For midfielder Colin Heacock, practice isn’t limited to the Terrapins men’s lacrosse team’s required field sessions.

Oftentimes, Heacock will come early or stay late. He’ll work on his shooting accuracy, footwork and the spins and dodges he puts on opponents.

Through the first two games of his junior season, Heacock’s attention to his craft has shown. He leads the No. 8 Terps with five goals, including two in Saturday’s 8-5 loss at No. 6 Yale, and has earned a starting role after serving as a reserve for most of his first two campaigns.

“He’s one of those guys who’s always trying to make himself better, so his development is great for us,” coach John Tillman said. “His success, a big part of that is because he’s invested so much.”

Against the Bulldogs on Saturday, Heacock’s seven shots were second most on the team. His scores bookended the Terps’ 42- minute scoring drought, but Heacock said the Terps tried to stay positive while the shots weren’t falling.

At halftime, the veterans spoke to the team about having been in the situation before — tied with the Bulldogs at the break in each of their last two contests. During second-half huddles, Tillman harped on the importance of the next play, not the previous one.

The patient mindset is something Heacock is used to.

The Catonsville native arrived in College Park in 2013 as Inside Lacrosse‘s 11th overall recruit, but he missed the first two games with an injury in his rookie year and finished the season with just nine points.

Heacock saw more time in the Terps’ run to the national championship last year, playing in all 19 games, including two starts, and racking up 21 points, but both seasons paled in comparison to his prolific scoring days at Boys’ Latin.

With the Lakers, Heacock notched 74 points on 48 goals and 26 assists as a senior and was a 2013 Under Armour and U.S. Lacrosse High School All-American. Bob Shriver, who coached for Boys’ Latin during Heacock’s time there, said the accolades were a product of his superior work ethic.

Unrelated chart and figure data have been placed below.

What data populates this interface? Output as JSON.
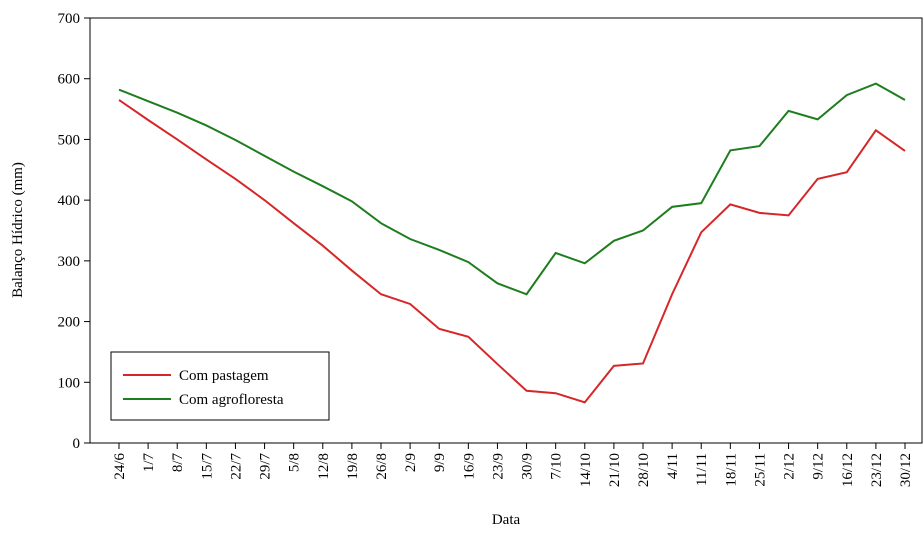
{
  "chart_data": {
    "type": "line",
    "xlabel": "Data",
    "ylabel": "Balanço Hídrico (mm)",
    "categories": [
      "24/6",
      "1/7",
      "8/7",
      "15/7",
      "22/7",
      "29/7",
      "5/8",
      "12/8",
      "19/8",
      "26/8",
      "2/9",
      "9/9",
      "16/9",
      "23/9",
      "30/9",
      "7/10",
      "14/10",
      "21/10",
      "28/10",
      "4/11",
      "11/11",
      "18/11",
      "25/11",
      "2/12",
      "9/12",
      "16/12",
      "23/12",
      "30/12"
    ],
    "series": [
      {
        "name": "Com pastagem",
        "color": "#d62728",
        "values": [
          565,
          532,
          500,
          467,
          435,
          400,
          362,
          325,
          284,
          245,
          229,
          188,
          175,
          130,
          86,
          82,
          67,
          127,
          131,
          245,
          347,
          393,
          379,
          375,
          435,
          446,
          515,
          481
        ]
      },
      {
        "name": "Com agrofloresta",
        "color": "#1e7d1e",
        "values": [
          582,
          563,
          544,
          523,
          499,
          473,
          447,
          423,
          398,
          362,
          336,
          318,
          298,
          263,
          245,
          313,
          296,
          333,
          350,
          389,
          395,
          482,
          489,
          547,
          533,
          573,
          592,
          565
        ]
      }
    ],
    "ylim": [
      0,
      700
    ],
    "yticks": [
      0,
      100,
      200,
      300,
      400,
      500,
      600,
      700
    ],
    "legend": "lower left"
  }
}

The scrambles for ground balls and Heacock’s relentlessness while riding opponents’ clears impressed Shriver as much as his ability to create goals.

“He played with a great deal of energy all the time,” Shriver said. “He’s a freak athlete.”

And much like his attention to detail off the field with the Terps, Heacock was a regular in the Lakers’ weight room. Plus, he was also a force on the varsity basketball team.

“Colin needs to be moving all the time,” Shriver said.

When the final whistle blows, though, Heacock’s intensity disappears. Shriver calls Heacock “the little elf” but wouldn’t divulge the nickname and alter ego Heacock has dubbed for himself.

“‘Lovable’ probably isn’t the right word to describe a 6-foot-3, [195-pound] guy,” Shriver said, “but he’s just got a really engaging personality.”

Shriver, now retired from coaching but still a full-time teacher at Boys’ Latin, watched that personality grow throughout Heacock’s three years under his tutelage. Shriver said sophomores, as Heacock was in Shriver’s first year coaching him, are still feeling their way around and looking to seniors for cues.

“His leadership and his ability to kind of take the game on, as opposed to taking the game on while deferring to other people, got better and better,” Shriver said.

And that mindset has continued to evolve with the Terps.

Heacock was quick to deflect praise to his teammates for their efforts Saturday. He looked to midfielder Bryan Cole as the Terps’ vocal presence and commended his younger teammates for their poise.

“Everyone on offense has had experience at some point in their life,” Heacock said. “We know that anybody is capable of doing anything that they need to do for the team at any given moment.”

But Heacock’s two goals, one assist and ground ball powered the Terps’ efforts on a day when nothing came easy against the Bulldogs’ fourth-ranked scoring defense.

“He’d be the first guy to tell you that his teammates are the reason why,” Tillman said. “But I think it’s a combination of his teammates and him and putting in that work.”